Mittwoch, 29. September 2010

Einkommen und Verbrauch der Deutschen

Wer immer noch glaubt die Deutschen sparen zu viel, der sollte sich die Einkommens- und Verbrauchsstichprobe (nach EVS suchen) des statistischen Bundesamtes ansehen. Dort zeigt sich auf Seite 35, dass bis 1500 Euro netto die Sparquote im Durchschnitt negativ ist. Das heißt diese Haushalte müssen sich verschulden. Interessant ist, dass diese Haushalte herangezogen werden um den neuen Hartz 4 Regelsatz zu berechnen. Man nimmt also Einkommen, welche zu niedrig zum Leben sind senkt sie noch einmal ab und das ist dann bedarfsgerecht. Naja minus mal minus macht ja auch plus.

Chris

Dienstag, 21. September 2010

Einkommensentwicklung USA-Deutschland






Ich finde es sehr interessant , dass die Reallöhne der USA für die unteren 20% seit 1967 faktisch nicht gestiegen sind.
In Deutschland sieht es auch nicht viel besser aus. Nun soll noch einer sagen, dass die Wirtschaftspolitik einer Regierung keinerlei Einfluss besitzt. Es wurde in den Jahren Liberalisiert was das Zeug hält. Lobbyisten gingen in den Ministerien ein und aus und der Finanzmarkt wurde dereguliert. Dafür wird bei denen gespart, welche stagnierende Einkommen besitzen.

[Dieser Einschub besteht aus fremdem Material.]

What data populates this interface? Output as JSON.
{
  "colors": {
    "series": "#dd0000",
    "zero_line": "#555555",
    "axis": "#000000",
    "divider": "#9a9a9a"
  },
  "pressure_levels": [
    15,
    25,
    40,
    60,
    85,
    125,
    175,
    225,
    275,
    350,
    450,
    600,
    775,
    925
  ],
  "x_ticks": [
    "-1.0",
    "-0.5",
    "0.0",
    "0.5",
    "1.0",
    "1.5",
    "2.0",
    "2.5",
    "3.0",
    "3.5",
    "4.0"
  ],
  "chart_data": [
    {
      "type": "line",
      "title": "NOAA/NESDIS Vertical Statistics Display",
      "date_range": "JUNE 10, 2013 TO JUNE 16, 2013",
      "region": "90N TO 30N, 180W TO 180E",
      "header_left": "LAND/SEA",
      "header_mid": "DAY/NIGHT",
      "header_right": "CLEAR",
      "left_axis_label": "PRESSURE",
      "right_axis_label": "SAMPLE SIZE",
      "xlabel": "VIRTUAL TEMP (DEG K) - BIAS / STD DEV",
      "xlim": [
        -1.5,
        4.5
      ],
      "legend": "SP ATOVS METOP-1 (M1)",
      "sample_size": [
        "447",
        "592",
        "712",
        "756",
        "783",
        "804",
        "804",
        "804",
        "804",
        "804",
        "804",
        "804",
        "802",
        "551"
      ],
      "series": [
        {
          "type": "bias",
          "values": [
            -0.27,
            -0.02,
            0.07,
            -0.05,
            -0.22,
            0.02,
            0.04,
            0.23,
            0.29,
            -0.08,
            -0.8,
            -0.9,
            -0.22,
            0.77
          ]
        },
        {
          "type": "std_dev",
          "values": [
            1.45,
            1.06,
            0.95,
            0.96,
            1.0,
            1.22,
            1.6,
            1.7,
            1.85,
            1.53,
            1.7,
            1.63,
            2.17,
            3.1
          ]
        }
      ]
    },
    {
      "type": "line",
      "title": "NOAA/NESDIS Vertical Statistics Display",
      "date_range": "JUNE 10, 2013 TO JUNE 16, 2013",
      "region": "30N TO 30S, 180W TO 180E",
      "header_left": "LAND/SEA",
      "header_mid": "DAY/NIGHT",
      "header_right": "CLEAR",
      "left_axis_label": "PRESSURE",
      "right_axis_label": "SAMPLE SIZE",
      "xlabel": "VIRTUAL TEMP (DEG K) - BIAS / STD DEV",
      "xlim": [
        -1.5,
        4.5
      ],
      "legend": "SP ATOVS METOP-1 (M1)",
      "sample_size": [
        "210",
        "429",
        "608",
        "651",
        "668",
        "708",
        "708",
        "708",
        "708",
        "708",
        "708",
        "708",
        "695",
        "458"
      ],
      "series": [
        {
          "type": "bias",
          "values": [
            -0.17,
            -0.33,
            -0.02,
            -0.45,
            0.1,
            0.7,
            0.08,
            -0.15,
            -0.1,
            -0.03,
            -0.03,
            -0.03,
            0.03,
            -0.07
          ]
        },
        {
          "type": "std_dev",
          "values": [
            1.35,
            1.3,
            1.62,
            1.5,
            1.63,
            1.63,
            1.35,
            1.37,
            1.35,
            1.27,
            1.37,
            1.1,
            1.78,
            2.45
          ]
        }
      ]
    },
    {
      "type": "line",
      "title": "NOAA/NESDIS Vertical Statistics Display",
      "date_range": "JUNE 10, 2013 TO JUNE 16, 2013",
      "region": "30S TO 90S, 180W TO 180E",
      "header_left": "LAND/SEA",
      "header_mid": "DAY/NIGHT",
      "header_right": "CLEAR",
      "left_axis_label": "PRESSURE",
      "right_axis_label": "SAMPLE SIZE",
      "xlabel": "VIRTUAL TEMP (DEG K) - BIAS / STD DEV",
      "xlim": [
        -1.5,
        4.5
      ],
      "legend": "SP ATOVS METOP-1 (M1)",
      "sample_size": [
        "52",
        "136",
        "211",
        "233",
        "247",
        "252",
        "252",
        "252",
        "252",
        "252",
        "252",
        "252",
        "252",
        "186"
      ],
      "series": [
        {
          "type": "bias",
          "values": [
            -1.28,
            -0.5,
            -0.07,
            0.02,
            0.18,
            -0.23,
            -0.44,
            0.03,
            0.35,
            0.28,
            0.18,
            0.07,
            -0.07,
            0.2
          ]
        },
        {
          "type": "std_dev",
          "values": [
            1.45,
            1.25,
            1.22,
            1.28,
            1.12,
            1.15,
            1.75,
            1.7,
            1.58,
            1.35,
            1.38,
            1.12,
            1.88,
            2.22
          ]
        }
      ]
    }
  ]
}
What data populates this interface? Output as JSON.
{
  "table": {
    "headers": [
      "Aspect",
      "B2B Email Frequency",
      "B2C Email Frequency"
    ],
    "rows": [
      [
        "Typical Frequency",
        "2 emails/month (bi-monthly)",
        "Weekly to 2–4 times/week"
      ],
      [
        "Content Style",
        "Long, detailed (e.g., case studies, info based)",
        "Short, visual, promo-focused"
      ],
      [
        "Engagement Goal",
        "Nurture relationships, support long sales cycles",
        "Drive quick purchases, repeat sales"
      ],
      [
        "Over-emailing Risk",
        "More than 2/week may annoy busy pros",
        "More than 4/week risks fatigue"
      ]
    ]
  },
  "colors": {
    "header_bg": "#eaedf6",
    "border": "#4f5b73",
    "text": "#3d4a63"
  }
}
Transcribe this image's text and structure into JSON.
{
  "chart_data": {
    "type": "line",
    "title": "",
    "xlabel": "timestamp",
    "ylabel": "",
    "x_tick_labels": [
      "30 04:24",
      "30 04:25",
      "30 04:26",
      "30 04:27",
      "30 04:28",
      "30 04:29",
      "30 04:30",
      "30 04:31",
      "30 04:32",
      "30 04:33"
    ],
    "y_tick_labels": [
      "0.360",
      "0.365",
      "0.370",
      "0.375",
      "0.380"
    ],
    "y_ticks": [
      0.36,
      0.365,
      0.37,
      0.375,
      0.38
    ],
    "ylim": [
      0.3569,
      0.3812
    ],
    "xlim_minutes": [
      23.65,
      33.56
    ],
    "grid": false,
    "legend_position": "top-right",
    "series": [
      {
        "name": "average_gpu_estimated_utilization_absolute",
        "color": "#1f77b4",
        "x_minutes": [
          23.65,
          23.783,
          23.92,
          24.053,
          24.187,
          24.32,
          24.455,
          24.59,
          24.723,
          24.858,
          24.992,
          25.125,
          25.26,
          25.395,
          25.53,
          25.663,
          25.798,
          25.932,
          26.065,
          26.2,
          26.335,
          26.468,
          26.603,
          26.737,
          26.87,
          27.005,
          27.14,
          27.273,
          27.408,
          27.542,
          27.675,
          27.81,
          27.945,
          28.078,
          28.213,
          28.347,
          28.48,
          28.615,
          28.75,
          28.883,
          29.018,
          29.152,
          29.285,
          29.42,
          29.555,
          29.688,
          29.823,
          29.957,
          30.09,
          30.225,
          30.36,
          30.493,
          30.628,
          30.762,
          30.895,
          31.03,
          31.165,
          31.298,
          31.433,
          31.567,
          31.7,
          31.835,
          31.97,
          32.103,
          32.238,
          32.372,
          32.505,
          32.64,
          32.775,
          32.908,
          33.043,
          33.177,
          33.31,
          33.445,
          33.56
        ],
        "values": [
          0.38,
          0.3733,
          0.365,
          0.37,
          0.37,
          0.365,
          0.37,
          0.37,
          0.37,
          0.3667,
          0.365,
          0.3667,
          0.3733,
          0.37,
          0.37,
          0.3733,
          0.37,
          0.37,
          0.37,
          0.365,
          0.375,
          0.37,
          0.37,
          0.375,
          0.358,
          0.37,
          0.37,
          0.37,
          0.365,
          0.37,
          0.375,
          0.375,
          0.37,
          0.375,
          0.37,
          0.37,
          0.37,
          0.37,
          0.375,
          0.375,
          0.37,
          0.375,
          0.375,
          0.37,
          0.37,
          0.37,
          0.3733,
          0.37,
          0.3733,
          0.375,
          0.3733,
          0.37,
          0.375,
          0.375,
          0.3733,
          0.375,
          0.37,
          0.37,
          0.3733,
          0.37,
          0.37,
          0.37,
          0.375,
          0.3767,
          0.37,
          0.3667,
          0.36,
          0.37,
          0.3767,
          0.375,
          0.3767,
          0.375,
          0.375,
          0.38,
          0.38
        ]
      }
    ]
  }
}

Mehr zu den deutschen Zahlen beim Wirtschaftsquerschuss.

Chris

Dienstag, 13. April 2010

Schitzophrenie der Wahlen

Die Geschichte belegt die Aussage von Andrea Dernbach. Selbst die Armen finden üblicherweise jemanden der ärmer ist und möchten nicht mit ihm tauschen. Psychologisch ist wohl auch belegt, dass der Vergleich des Wohlstandes/Einkommen entscheidender ist als die Absolutwerte. Die Mittelschicht tritt also nach unten, da sie nach oben den Vergleich scheut. Ihr wird eingeredet, dass Ausländer und Arbeitslose Schuld an Ausbeutung, Dekadenz und Einkommensverlust sind. Einfachen Gegenrechnungen halten diese Aussagen zwar nicht Stand, aber sie sind so einfach das sie stimmen müssen. Denken ist ein Luxus den sich wenige gönnen. Nur so ist zu erklären wieso die FDP mit ihren politischen Ansichten Stimmen aus der eben jener Mittelschicht und sogar aus Arbeiterkreisen bekommen konnte. Eine Partei die mit ihren Themen genau die mittleren und unteren Einkommen zu Gunsten der Oberen belastet (Kopfpauschale, Hotelsteuer, etc.). Nach der Wahl haben das nun alle erkannt, was eigentlich schon vorher bekannt war. Dennoch wird die Ruhe bewahrt. Kaum Demonstrationen kaum Wahlen gegen eine Politik die den meisten Menschen im Grunde nicht passt. Nur etwas anderes wählen sie auch nicht. Der König war schon immer da und ist von Gott eingesetzt möchte man da denken.